Is It Free To Make A SAR? 

In most cases, organisations can’t charge a fee for handling a SAR. However, if the request is clearly unfounded, excessive, or repetitive, an organisation could decide to charge a reasonable fee or refuse to comply with the request. 

What If You’re Not Happy With The Response Or If There’s No Response? 

It’s a legal right so, unless an exemption can be proved, the organisation should respond. If, however, an individual believes that an organisation has not responded appropriately to their SAR or has mishandled their personal data, they can complain to the Information Commissioner’s Office (ICO). 

That said, from April 2022 to March 2023, 15,848 complaints related to Subject Access were reported to the ICO, prompting the ICO to publish a new guide to on responding to subject access requests, and warning companies not to get “caught out” by not responding / responding poorly and risking a fine or reprimand. 

Surge In SARs 

The press coverage over the Nigel Farage and Coutts story highlighted SARs and how useful and important they can be, and how they allow individuals to stand up to powerful organisations and have control and transparency over the use of their personal data will, no doubt, add to what could be described as an explosion of SARs since the legal right was granted with GDPR. For example, SARs are now often used by employees in dispute with their employer looking for information to use in their defence in negotiations or at an employment tribunal, and by celebrities, public figures, and politicians (e.g., to find out the plans and motives of opposition parties). 

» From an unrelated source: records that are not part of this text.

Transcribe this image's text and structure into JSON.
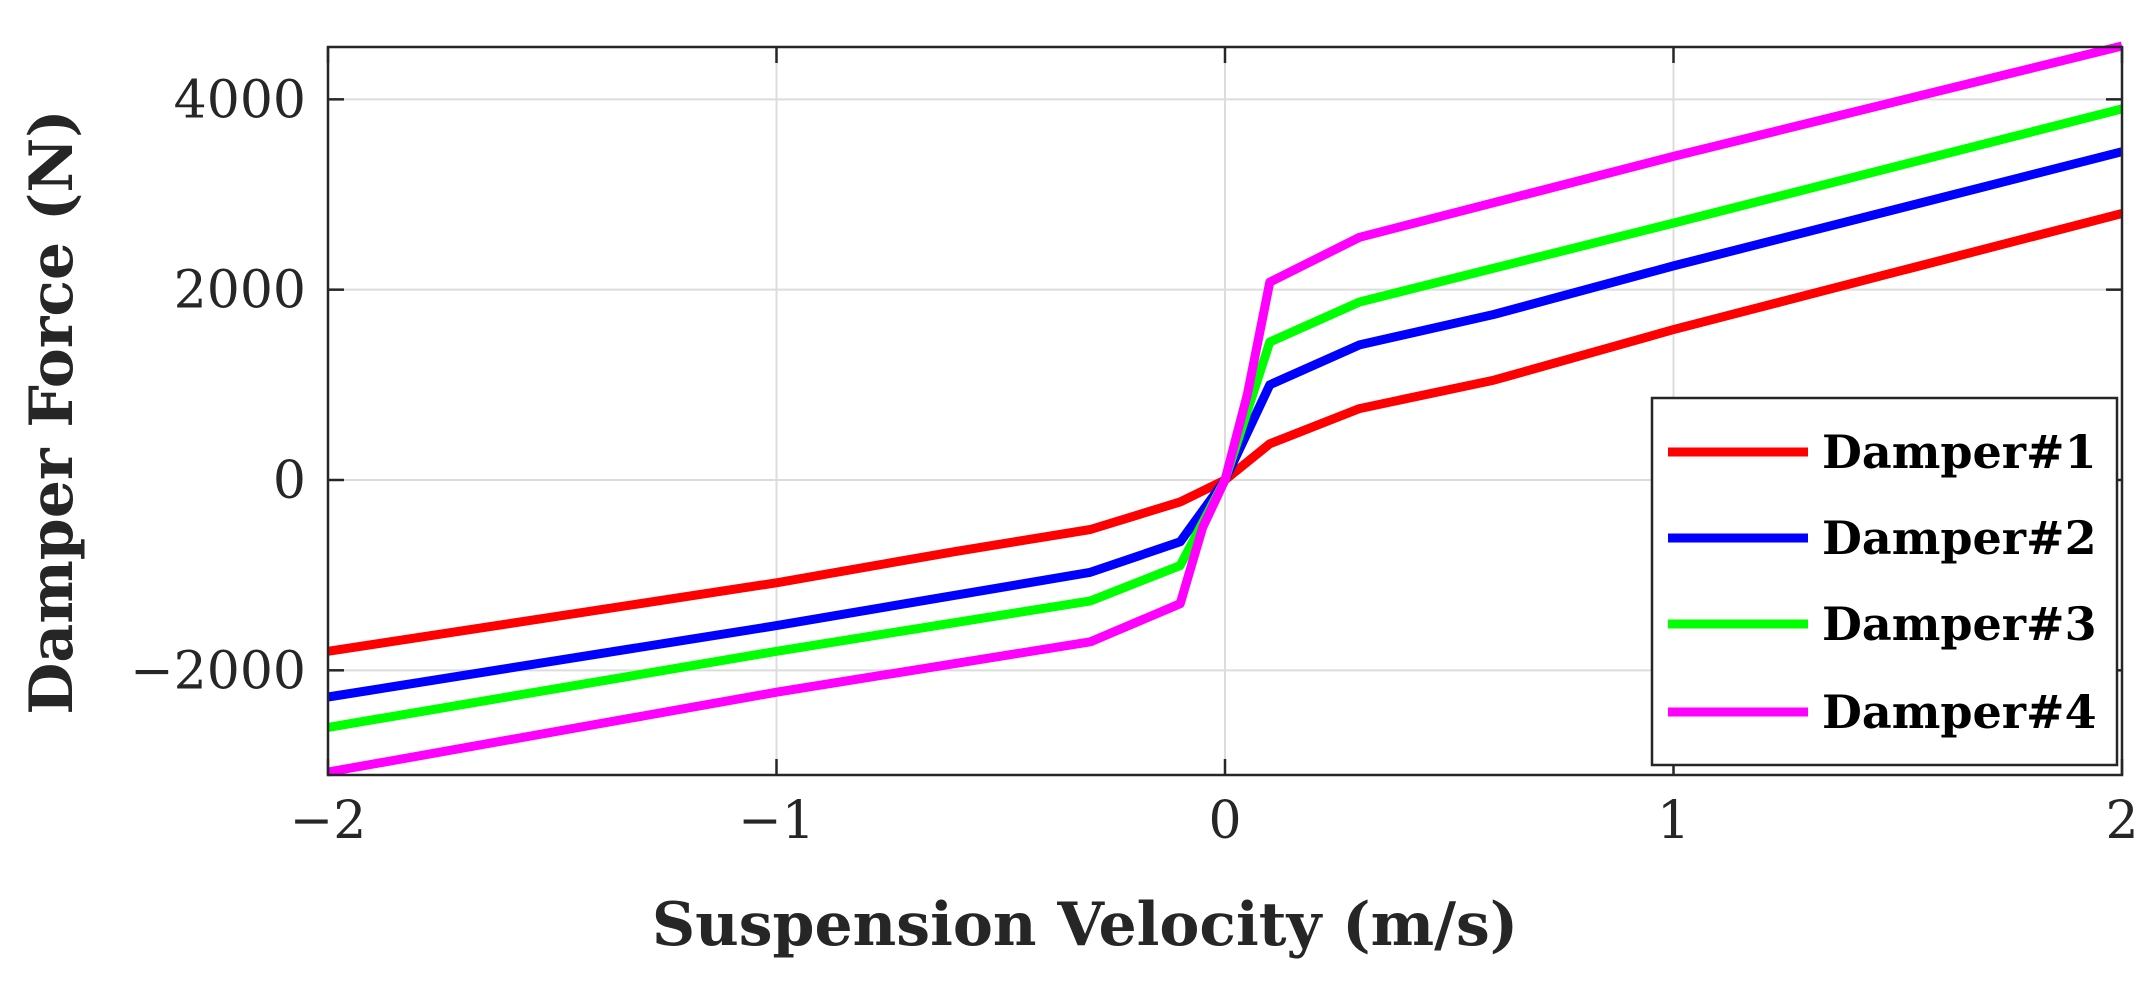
{
  "chart_data": {
    "type": "line",
    "title": "",
    "xlabel": "Suspension Velocity (m/s)",
    "ylabel": "Damper Force (N)",
    "xlim": [
      -2,
      2
    ],
    "ylim": [
      -3100,
      4550
    ],
    "xticks": [
      -2,
      -1,
      0,
      1,
      2
    ],
    "xtick_labels": [
      "−2",
      "−1",
      "0",
      "1",
      "2"
    ],
    "yticks": [
      -2000,
      0,
      2000,
      4000
    ],
    "ytick_labels": [
      "−2000",
      "0",
      "2000",
      "4000"
    ],
    "grid": true,
    "legend_position": "bottom-right",
    "series": [
      {
        "name": "Damper#1",
        "color": "#ff0000",
        "x": [
          -2,
          -1,
          -0.6,
          -0.3,
          -0.1,
          0,
          0.1,
          0.3,
          0.6,
          1,
          2
        ],
        "y": [
          -1800,
          -1080,
          -750,
          -520,
          -230,
          0,
          380,
          750,
          1050,
          1580,
          2800
        ]
      },
      {
        "name": "Damper#2",
        "color": "#0000ff",
        "x": [
          -2,
          -1,
          -0.3,
          -0.1,
          0,
          0.1,
          0.3,
          0.6,
          1,
          2
        ],
        "y": [
          -2280,
          -1530,
          -970,
          -650,
          0,
          1000,
          1420,
          1740,
          2250,
          3450
        ]
      },
      {
        "name": "Damper#3",
        "color": "#00ff00",
        "x": [
          -2,
          -1,
          -0.3,
          -0.1,
          0,
          0.1,
          0.3,
          1,
          2
        ],
        "y": [
          -2600,
          -1800,
          -1270,
          -900,
          0,
          1450,
          1870,
          2700,
          3900
        ]
      },
      {
        "name": "Damper#4",
        "color": "#ff00ff",
        "x": [
          -2,
          -1,
          -0.3,
          -0.1,
          -0.05,
          0,
          0.05,
          0.1,
          0.3,
          1,
          2
        ],
        "y": [
          -3070,
          -2230,
          -1700,
          -1300,
          -500,
          0,
          900,
          2080,
          2550,
          3400,
          4560
        ]
      }
    ]
  }
}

What Does This Mean For Your Business? 

For any individual, SARs gives them legal power to challenge organisations, gives them a means for greater control and understanding about how their personal data is being processed by organisations, and a way to complain and get satisfaction if they’re not happy. SARs are a way to greater transparency and, as highlighted above, can be very useful in many situations, e.g. for employment tribunals. For businesses, SARs are a reminder of their data protection responsibilities under GDPR and of the need to comply or face financial and reputational consequences.

Several years down the line from the introduction of GDPR, businesses should already have a more organised and compliant way of handling data and should have processes in place to ensure that SARs requests are assessed quickly and accurately and that the requested data is sent promptly in a structured, commonly used, and machine-readable format. With SARs now widely used, businesses need to be prepared.